Peer Connection Transitivity
The peer connection between one VPC and multiple VPCs can realize the interconnection across VPCs by the route configuration, and use this kind of configuration. The configuration needs to enable the relay VPC.
Example scenarios
VPCs are under the same Baidu AI Cloud account, VPC B is the relay VPC and respectively connected with VPC A and VPC C in a peer-to-peer manner, presenting a star topology. The peer connection between VPC A and VPC C is realized by the route configuration.
- peer connection between VPC A and VPC B;
- peer connection between VPC B and VPC C.

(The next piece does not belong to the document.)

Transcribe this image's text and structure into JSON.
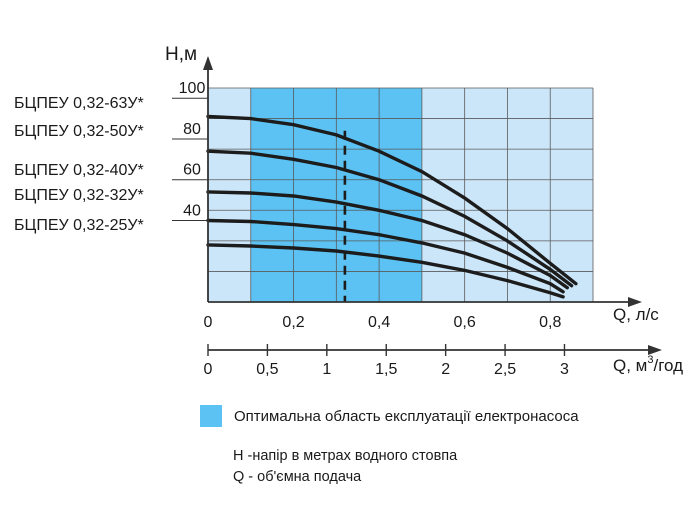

Note: In this scenario, you need to enable the route relay of VPC VPC. Please refer to the relay VPC Operation Guide.
Route configuration
| Source network segment | Destination network segment | Route type | Next hop instance |
|---|---|---|---|
| VPC A | 172.16.0.0/16 | peer connection | int-atob |
| VPC A | 10.0.0.0/16 | peer connection | int-atob |
| VPC B | 192.168.0.0/16 | peer connection | int-btoa |
| VPC B | 10.0.0.0/16 | peer connection | int-btoc |
| VPC C | 192.169.0.0/16 | peer connection | int-ctob |
| VPC C | 172.16.0.0/16 | peer connection | int-ctob |
Moreover, Baidu AI Cloud also supports the user's configuration of the route table to realize the connection transitivity between the peer connection and private line or VPN connection.
CIDR Block Overlapping
The peer connection supports the interconnection between two VPC with overlapped CIDRs.
Example scenarios
Both VPC A and VPC B have the same CIDR blocks and two subnets. VPC A and VPC B are connected in a peer-to-peer manner, and the two subnets in VPC A and VPC B are respectively interconnected by the route configuration.
Route configuration
| Source network segment | Destination network segment | Route type | Next hop instance |
|---|---|---|---|
| Subnet X in VPC A | 192.168.2.0/24 | peer connection | int-atob |
| Subnet Y in VPC A | 192.168.4.0/24 | peer connection | int-atob |
| Subnet X in VPC B | 192.168.1.0/24 | peer connection | int-btoa |
| Subnet Y in VPC B | 192.168.3.0/24 | peer connection | int-btoa |
Note: In this scenario, the CIDR blocks of subnets at both terminals cannot overlap in the route configuration.
Unsupported Scenarios
Multi-hop Scenarios
The peer connection transitivity supports only crossing one VPC.
Example scenarios
VPC A and VPC B, VPC B and VPC C, VPC C and VPC D are connected in a peer-to-peer manner, but the transitivity connection between VPC A and VPC D is not supported. It is recommend to change the linear topology to the star topology.